Quadrant Winter 2004

From the Editors — V. Walter Odajnyk and

Robin van Löben Sels

… The shocking events of September 11, 2001 prompted Jeffrey Raff to explore the problem of evil in the Kabbalah. His study of this medieval mystical text provides another confirmation of Jung’s hypothesis of the paradoxical, dual nature of the godhead, at least as that divine archetype is experienced by human beings. Another talented writer, Greg Mogenson, in an essay with a somewhat unwieldy title, pursues the issue of individuality and collectivity, using Jung’s and his clients’ dreams to demonstrate the profound effects of individuation on the collective psyche. An interview by Robert S. Henderson of three Jungian analysts who use hypnosis in their practice follows. This exchange outlines the reasons why both Jung and Freud rejected the use of hypnosis in their clinical work, draws parallels between hypnosis and active imagination, and describes the evolution of hypnosis into a non-authoritarian form of intervention. David T. Bradford writes about the intersection between brain functioning, religious experience, and Jungian psychology, in an essay addressing the issue of the neurological localization of the archetype of the Self. As usual, a number of incisive Book Reviews, solicited and edited by Matthew J. Greco, complete the issue …

A Spiritual Perspective on Evil in the Kabbalah— Jeffrey Raff

The question of the origin and nature of evil has always been a difficult one. In our day, and especially after the tragic events of September 11, the question is particularly germane. Many people are struggling with the question of why evil occurs. They are flocking to churches, synagogues and mosques seeking answers from their own spiritual traditions. Because I have been studying kabbalah for some time, it was natural for me to turn to that tradition in seeking my own reaction to the question of evil. In particular, I have been studying the kabbalistic text, the Zohar, an influential text that impacted all later kabbalistic authors and was revered as a revealed text by many in the Jewish community …

Of Brothels, Gambling–Hells, and the Salons of the Elegant: Collectivity, Individuality, and the Dream— Greg Mogenson

In his 1912 essay, “New Paths in Psychology,” C. G. Jung celebrates the scope and vision of the emerging depth psychologies by contrasting them with the more established academic and experimental psychology of his day. Though early in his career he had achieved renown as an innovator in the field of experimental psycholgoy, he was keenly aware of the limitations of approaches modeled upon the exact sciences in meeting the challenge presented by the living psyche, the psyche as it is manifeste din peoples’ lives …

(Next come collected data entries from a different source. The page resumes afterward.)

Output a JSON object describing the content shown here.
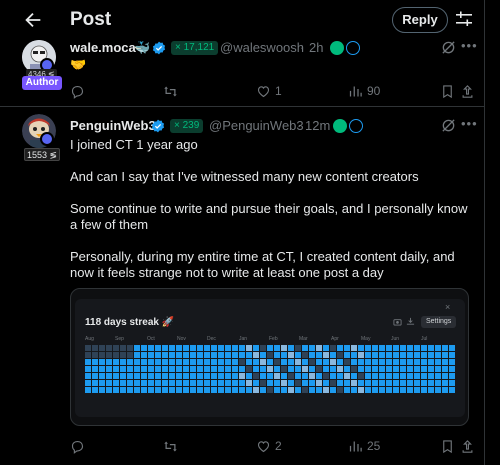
{
  "header": {
    "title": "Post",
    "reply_label": "Reply"
  },
  "post1": {
    "display_name": "wale.moca",
    "name_emoji": "🐳",
    "subscribers": "× 17,121",
    "handle": "@waleswoosh",
    "separator": "·",
    "time": "2h",
    "author_tag": "Author",
    "avatar_tag": "4346 ≶",
    "content": "🤝",
    "reply_count": "",
    "repost_count": "",
    "like_count": "1",
    "view_count": "90"
  },
  "post2": {
    "display_name": "PenguinWeb3",
    "subscribers": "× 239",
    "handle": "@PenguinWeb3",
    "separator": "·",
    "time": "12m",
    "avatar_tag": "1553 ≶",
    "paragraphs": [
      "I joined CT 1 year ago",
      "And can I say that I've witnessed many new content creators",
      "Some continue to write and pursue their goals, and I personally know a few of them",
      "Personally, during my entire time at CT, I created content daily, and now it feels strange not to write at least one post a day"
    ],
    "reply_count": "",
    "repost_count": "",
    "like_count": "2",
    "view_count": "25"
  },
  "card": {
    "title": "118 days streak 🚀",
    "settings_label": "Settings",
    "close_symbol": "×",
    "months": [
      "Aug",
      "Sep",
      "Oct",
      "Nov",
      "Dec",
      "Jan",
      "Feb",
      "Mar",
      "Apr",
      "May",
      "Jun",
      "Jul"
    ]
  },
  "colors": {
    "accent": "#1d9bf0",
    "verified": "#1d9bf0",
    "author_tag": "#7856ff",
    "subscriber_green": "#00ba7c",
    "grid_active": "#1d9bf0",
    "grid_light": "#8ab8de",
    "grid_inactive": "#2f4256"
  }
}
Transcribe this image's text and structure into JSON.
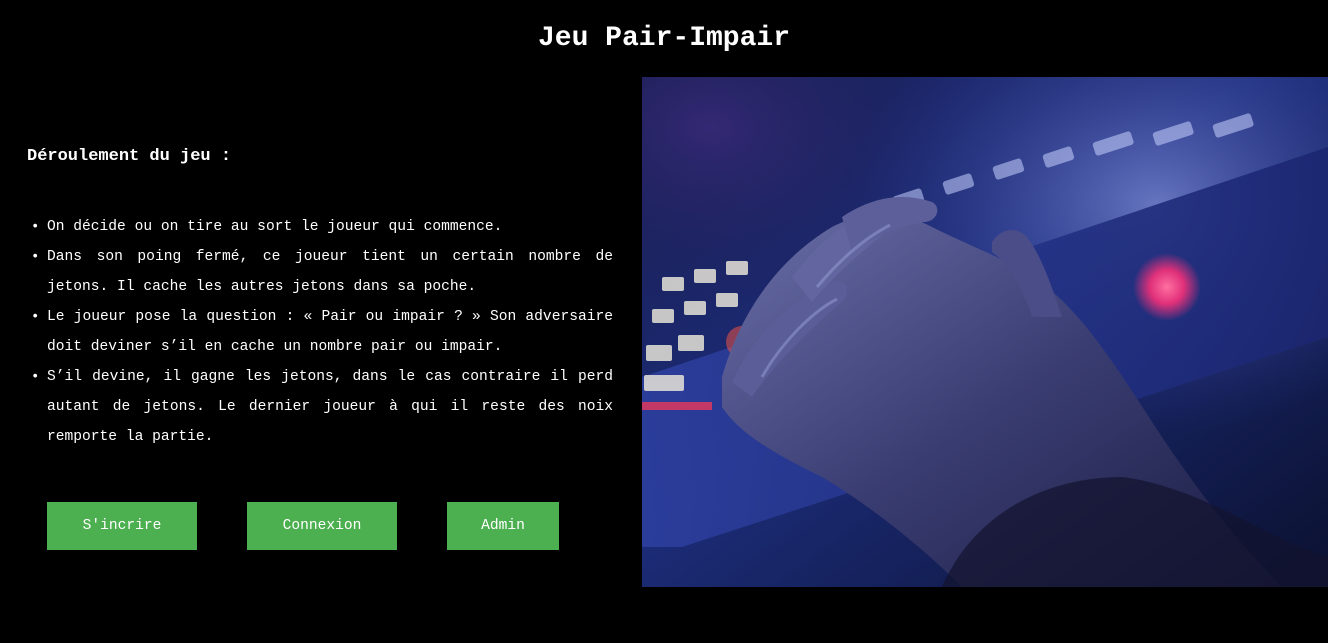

Jung and Hypnosis: An Interview with August Cwik, Psy.D., James Hall, M.D., and Ernest Rossi, Ph.D. — Robert S. Henderson

Hypnosis captured the interest of both Freud and Jung early in their careers. Jung felt that his reputation as a hypnotherapist was instrumental in the establishment of his private practice. Both abandoned hypnosis because they could not understand how the results were obtained. Freud was also bothered by the erotic transference induced through hypnosis. To this day, hypnosis has not been incorporated into Jungian theory even though modern day hypnotherapy is far different than the authoritative hypnosis that was known to Freud and Jung.

This interview is with three prominent Jungian Analysts who utilize hypnosis in their practices …

Neuropsychology of the Archetype of the Self — David T. Bradford

The neurosurgeon Wilder Penfield elicited mandala-shaped visual hallucinations by electrical stimulation of the cerebral cortex of a woman he treated for intractable epilepsy. Jung believed these hallucinations indicated the localization of the archetype of the Self in the brainstem. Penfield’s case study is reviewed, focusing on the localizing value of this woman’s hallucinations. Jung’s correspondence about the case is reviewed and critiqued neuropsychologically. His hypothesis of the brainstem localization of the collective unconscious and its archetypal contents, as found in the essay “Schizophrenia,” is analyzed in detail. The brainstem hypothesis is reformulated in a manner compatible with current neruopsychological theory. The origin of Jung’s views about the biological basis of archetypes is traced to his study of anatomical symbolism in certain mythological texts.

Book Reviews — Matthew J. Greco, Book Review Editor

Jung’s Answer to Job: A Commentary — Paul Bishop. Brunner-Routledge. Reviewed by Donald Ferrel, Ph.D.

Jungian Reflections on September 11: A Global Nightmare — Luigi Zoja and Donald Williams, Editors. Daimon Publishers. Reviewed by Cynthia Dillon.